New Systematic Review Shows Wraparound to Be Effective, Particularly for Youth of Color
April 12, 2021 | Janet Walker
For nearly 30 years, “Wraparound” has been adopted in states and jurisdictions across the country to better meet the mental health and other needs of children and adolescents with serious emotional and behavioral needs and their families, and to keep them safely in their homes and communities. However, it has long been debated whether Wraparound is actually more effective than traditional services.
A new research article, published in the Journal of the American Academy of Child and Adolescent Psychiatry and downloadable in full from the Journal’s website, finds that Wraparound does consistently produce more positive outcomes for these youth. Moreover, Wraparound may hold potential for reducing disparities in outcomes for youth of color, disparities that have long been found for mental health services.
Using a widely-used technique known as “meta-analysis,” a team led by Jonathan Olson, Ph.D., an NWI-affiliated Research Scientist at the University of Washington, examined the results of 17 controlled studies published between 1996 and 2019 that compared the effects of Wraparound to services as usual for similar youth with “serious emotional and behavioral disorders.”
The study found significant effects in favor of Wraparound across a range of important youth outcomes – including reduced out-of-home placements, improvements in mental health functioning, and better school attendance and achievement. The study also found significantly lower overall costs of care for youth in Wraparound, due to less spending on costly out-of-home placements. Across the 17 studies, Wraparound effects were more positive for samples with higher proportions of youth of color.
“For many years, public systems have used Wraparound because it makes sense and provides families with the kind of compassionate approach they say they want and need,” said Eric Bruns, Professor of Psychiatry and senior author on the research team. “Now we have clear evidence that Wraparound is also more effective and cost-effective than traditional services.”
Wraparound was innovated in the 1980s as an alternative to service delivery strategies that were driven by professionals and forced families to navigate complex systems and services on their own. When families became overwhelmed and/or failed to get their needs met, costly institution-based care was often the result.

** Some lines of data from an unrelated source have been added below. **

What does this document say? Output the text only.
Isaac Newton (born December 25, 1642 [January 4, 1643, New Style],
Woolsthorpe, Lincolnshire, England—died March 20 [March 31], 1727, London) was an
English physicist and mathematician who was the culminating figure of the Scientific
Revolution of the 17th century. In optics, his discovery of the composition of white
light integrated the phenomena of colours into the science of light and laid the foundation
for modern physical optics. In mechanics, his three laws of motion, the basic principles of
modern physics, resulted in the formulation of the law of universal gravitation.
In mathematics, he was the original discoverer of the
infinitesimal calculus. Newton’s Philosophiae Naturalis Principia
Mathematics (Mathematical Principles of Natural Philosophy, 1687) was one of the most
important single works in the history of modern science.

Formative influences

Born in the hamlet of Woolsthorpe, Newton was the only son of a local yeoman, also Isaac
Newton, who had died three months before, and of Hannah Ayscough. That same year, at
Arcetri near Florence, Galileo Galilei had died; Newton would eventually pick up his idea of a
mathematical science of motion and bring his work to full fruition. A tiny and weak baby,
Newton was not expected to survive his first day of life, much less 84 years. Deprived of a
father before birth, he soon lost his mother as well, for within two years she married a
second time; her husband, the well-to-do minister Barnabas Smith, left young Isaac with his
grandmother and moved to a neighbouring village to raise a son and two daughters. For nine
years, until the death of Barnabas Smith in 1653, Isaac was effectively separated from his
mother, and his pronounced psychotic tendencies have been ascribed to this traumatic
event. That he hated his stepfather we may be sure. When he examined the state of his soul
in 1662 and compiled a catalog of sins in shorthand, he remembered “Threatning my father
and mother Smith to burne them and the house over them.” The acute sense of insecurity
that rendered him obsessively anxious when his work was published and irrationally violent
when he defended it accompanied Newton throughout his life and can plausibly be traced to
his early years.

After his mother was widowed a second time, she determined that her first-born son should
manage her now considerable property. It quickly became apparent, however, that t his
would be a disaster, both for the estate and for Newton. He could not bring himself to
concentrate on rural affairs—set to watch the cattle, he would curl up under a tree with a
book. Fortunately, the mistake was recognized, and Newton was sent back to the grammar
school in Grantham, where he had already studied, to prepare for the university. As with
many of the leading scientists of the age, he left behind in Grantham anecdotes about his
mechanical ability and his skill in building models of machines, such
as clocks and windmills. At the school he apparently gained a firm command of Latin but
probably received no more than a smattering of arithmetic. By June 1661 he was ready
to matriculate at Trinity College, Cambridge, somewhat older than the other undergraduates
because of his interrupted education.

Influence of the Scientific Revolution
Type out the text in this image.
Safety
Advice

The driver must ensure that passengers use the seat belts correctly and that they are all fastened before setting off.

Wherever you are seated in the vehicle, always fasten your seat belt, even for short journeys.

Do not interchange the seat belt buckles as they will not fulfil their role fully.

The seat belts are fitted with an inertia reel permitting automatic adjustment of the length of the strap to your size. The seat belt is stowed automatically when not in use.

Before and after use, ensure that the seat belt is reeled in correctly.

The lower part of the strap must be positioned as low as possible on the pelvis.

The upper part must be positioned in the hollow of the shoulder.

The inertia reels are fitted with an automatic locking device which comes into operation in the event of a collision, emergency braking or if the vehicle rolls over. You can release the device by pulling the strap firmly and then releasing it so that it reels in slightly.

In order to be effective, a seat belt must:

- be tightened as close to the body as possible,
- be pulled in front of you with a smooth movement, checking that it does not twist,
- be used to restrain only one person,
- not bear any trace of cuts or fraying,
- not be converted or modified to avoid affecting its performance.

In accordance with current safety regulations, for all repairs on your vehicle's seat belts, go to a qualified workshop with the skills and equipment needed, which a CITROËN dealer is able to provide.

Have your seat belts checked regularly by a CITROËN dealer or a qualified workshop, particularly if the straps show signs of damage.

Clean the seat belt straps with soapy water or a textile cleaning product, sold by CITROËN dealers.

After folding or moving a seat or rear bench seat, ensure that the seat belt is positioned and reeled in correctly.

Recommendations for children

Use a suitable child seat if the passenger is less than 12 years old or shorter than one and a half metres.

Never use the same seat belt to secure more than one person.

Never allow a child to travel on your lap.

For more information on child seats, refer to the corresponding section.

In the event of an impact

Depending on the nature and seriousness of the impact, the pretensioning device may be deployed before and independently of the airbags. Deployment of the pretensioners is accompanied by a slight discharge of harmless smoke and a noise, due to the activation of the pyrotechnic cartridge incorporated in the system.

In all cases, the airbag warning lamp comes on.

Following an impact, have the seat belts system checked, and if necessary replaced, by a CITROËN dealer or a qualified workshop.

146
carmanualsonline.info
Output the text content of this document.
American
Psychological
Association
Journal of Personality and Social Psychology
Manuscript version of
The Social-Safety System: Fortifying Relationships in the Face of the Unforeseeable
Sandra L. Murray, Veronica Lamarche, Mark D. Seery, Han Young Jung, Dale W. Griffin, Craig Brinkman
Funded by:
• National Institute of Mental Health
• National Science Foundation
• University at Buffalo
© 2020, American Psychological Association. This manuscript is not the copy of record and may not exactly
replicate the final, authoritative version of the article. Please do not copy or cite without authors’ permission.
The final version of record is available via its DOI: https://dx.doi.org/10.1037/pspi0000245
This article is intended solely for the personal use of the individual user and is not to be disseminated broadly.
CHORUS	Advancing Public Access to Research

Instead, Wraparound invests in a care coordinator with low caseloads who convenes a team that includes the family’s friends and natural supports, as well as professionals. “Wraparound lives up to principles we want to uphold – for example, being youth- and family-driven, strengths-based, and using a team of people with a blank checkbook to ‘do whatever it takes’ to meet the needs of the youth and family,” said Bruns. “While many states have taken Wraparound to scale, others have been more hesitant, saying it wasn’t ‘evidence-based.’ This study should help address those concerns.”
Olson points out, however, that the study also reinforced how important it is to implement Wraparound with quality, and in a way that is true to the model.
“Unfortunately, many studies were conducted before there were measures of fidelity, or measures of ‘doing Wraparound right,'” said Olson. “However, for studies that did measure fidelity, we saw more positive outcomes for youth and families who received care that was of high-quality and closely adhered to Wraparound principles.”
Bruns said that the finding related to the potential for Wraparound to better meet the needs of youth of color was unexpected, but perhaps not surprising.
“We need to remember that in all these studies, Wraparound was compared to more traditional mental health, child welfare, and juvenile justice services,” Bruns said. “And there is a long history of research showing disparities in access and outcomes for youth of color and their families in such systems. It may be that by allowing for more youth and family voice and choice, and teams that include family, friends, and community members, Wraparound helps reduce those disparities.”
Bruns emphasized, however, that such questions were not an explicit focus of the new meta-analysis, or of the studies that were reviewed. “In Wraparound and youth services in general, we need to continue to research what may address racial and other disparities in outcomes with greater rigor.”